Nach einer abschließenden Fazitrunde und einem musikalischen Impuls war der zweite Tag des Seminars vorbei.
Insgesamt lässt sich sagen, dass die beiden Tage enorm bereichernd und durch den längeren Zeitrahmen auch intensiver waren. Da die Pausen unabhängig vom Schulrythmus gelegt wurden, wir uns nicht wie sonst üblich melden mussten, es eine überschaubare Gruppe war und es Freiraum für Diskussionen gab, entstand eine freundliche und lockere Atmosphäre, in der frei und offen gesprochen werden konnte. Das gewählte Thema betraf außerdem jeden, da es existenziell war und darüber hinaus noch einen aktuellen Bezug hatte, da wir uns als Schüler gerade vor einem einschneidenden Punkt in unserem Leben befinden, dem Abitur.
Dieses Philosophieseminar hat noch einmal besonders gezeigt, wie wichtig und wertvoll solche Projekte sind. Im Alltagsstress kommt man selten dazu, sich existentiellen Themen wie diesen zu widmen. Die intensive Beschäftigung ist zwar anstrengend, da man an Themen gerät, die emotional anrühren, die unangenehm sind und man insgesamt gezwungen ist auf sich selbst zu schauen. Doch es lohnt sich!
Philosophische Angebote dieser Art können einen Raum schaffen, in dem solche Themen Platz finden, was wichtig ist, da von ihnen jeder ohne Ausnahme betroffen bzw. mit ihnen konfrontiert ist. Im Gespräch können Begegnungen geschehen, der eigene Horizont kann erweitert werden, man findet Gehör und wird dabei ernstgenommen. Das Beschäftigen mit philosophischen Themen wie diesen hilft der Wahrnehmungsschärfung, der Selbstreflexion und gibt Orientierung. Jedoch scheint in einer Zeit von Orientierungslosigkeit und Leistungsdenken, philosophischen Angeboten immer weniger Wichtigkeit zugesprochen zu werden, obwohl sie gerade heute so wahnsinnig notwendig sind.

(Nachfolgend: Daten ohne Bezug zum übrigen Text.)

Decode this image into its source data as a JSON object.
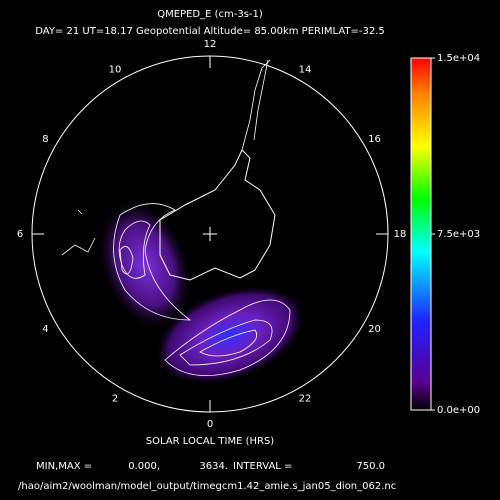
{
  "title": "QMEPED_E (cm-3s-1)",
  "subtitle": "DAY= 21 UT=18.17 Geopotential Altitude= 85.00km PERIMLAT=-32.5",
  "hour_labels": [
    0,
    2,
    4,
    6,
    8,
    10,
    12,
    14,
    16,
    18,
    20,
    22
  ],
  "colorbar": {
    "lim": [
      0,
      15000
    ],
    "ticks": [
      {
        "value": 0,
        "label": "0.0e+00"
      },
      {
        "value": 7500,
        "label": "7.5e+03"
      },
      {
        "value": 15000,
        "label": "1.5e+04"
      }
    ]
  },
  "x_label": "SOLAR LOCAL TIME (HRS)",
  "stats": {
    "label": "MIN,MAX =",
    "min": "0.000,",
    "max": "3634.",
    "interval_label": "INTERVAL =",
    "interval": "750.0"
  },
  "file": "/hao/aim2/woolman/model_output/timegcm1.42_amie.s_jan05_dion_062.nc"
}
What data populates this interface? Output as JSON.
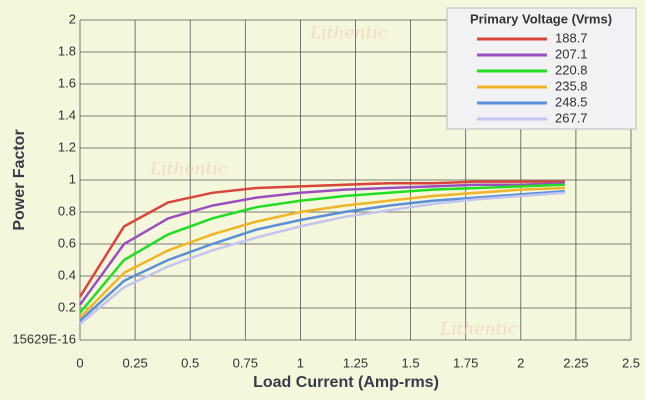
{
  "chart_data": {
    "type": "line",
    "watermark": "Lithentic",
    "x_label": "Load Current (Amp-rms)",
    "y_label": "Power Factor",
    "legend_title": "Primary Voltage (Vrms)",
    "legend": "top-right",
    "grid": true,
    "x": [
      0,
      0.2,
      0.4,
      0.6,
      0.8,
      1.0,
      1.2,
      1.4,
      1.6,
      1.8,
      2.0,
      2.2
    ],
    "xlim": [
      0,
      2.5
    ],
    "xticks": [
      0,
      0.25,
      0.5,
      0.75,
      1,
      1.25,
      1.5,
      1.75,
      2,
      2.25,
      2.5
    ],
    "ylim": [
      0,
      2
    ],
    "yticks": [
      {
        "value": 0,
        "label": "15629E-16"
      },
      0.2,
      0.4,
      0.6,
      0.8,
      1,
      1.2,
      1.4,
      1.6,
      1.8,
      2
    ],
    "series": [
      {
        "name": "188.7",
        "color": "#d9453a",
        "values": [
          0.27,
          0.71,
          0.86,
          0.92,
          0.95,
          0.96,
          0.97,
          0.98,
          0.98,
          0.99,
          0.99,
          0.99
        ]
      },
      {
        "name": "207.1",
        "color": "#9b4fbf",
        "values": [
          0.22,
          0.6,
          0.76,
          0.84,
          0.89,
          0.92,
          0.94,
          0.95,
          0.96,
          0.97,
          0.97,
          0.98
        ]
      },
      {
        "name": "220.8",
        "color": "#22dd22",
        "values": [
          0.17,
          0.5,
          0.66,
          0.76,
          0.83,
          0.87,
          0.9,
          0.92,
          0.94,
          0.95,
          0.96,
          0.97
        ]
      },
      {
        "name": "235.8",
        "color": "#f0b428",
        "values": [
          0.14,
          0.42,
          0.56,
          0.66,
          0.74,
          0.8,
          0.84,
          0.87,
          0.9,
          0.92,
          0.94,
          0.95
        ]
      },
      {
        "name": "248.5",
        "color": "#5a8ed8",
        "values": [
          0.12,
          0.37,
          0.5,
          0.6,
          0.69,
          0.75,
          0.8,
          0.84,
          0.87,
          0.89,
          0.91,
          0.93
        ]
      },
      {
        "name": "267.7",
        "color": "#c4c4f0",
        "values": [
          0.1,
          0.33,
          0.46,
          0.56,
          0.64,
          0.71,
          0.77,
          0.81,
          0.85,
          0.88,
          0.9,
          0.92
        ]
      }
    ]
  }
}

Ich persönlich, und ich denke, ich spreche im Namen der gesamten Gruppe, bin überaus dankbar die Möglichkeit bekommen zu haben, zweimal an solchen Projekten teilnehmen zu dürfen und wünsche mir, dass in unserer Schule weiterhin Raum für Philosophie geschaffen wird, sodass künftige Jahrgänge ebenfalls diese Möglichkeiten haben.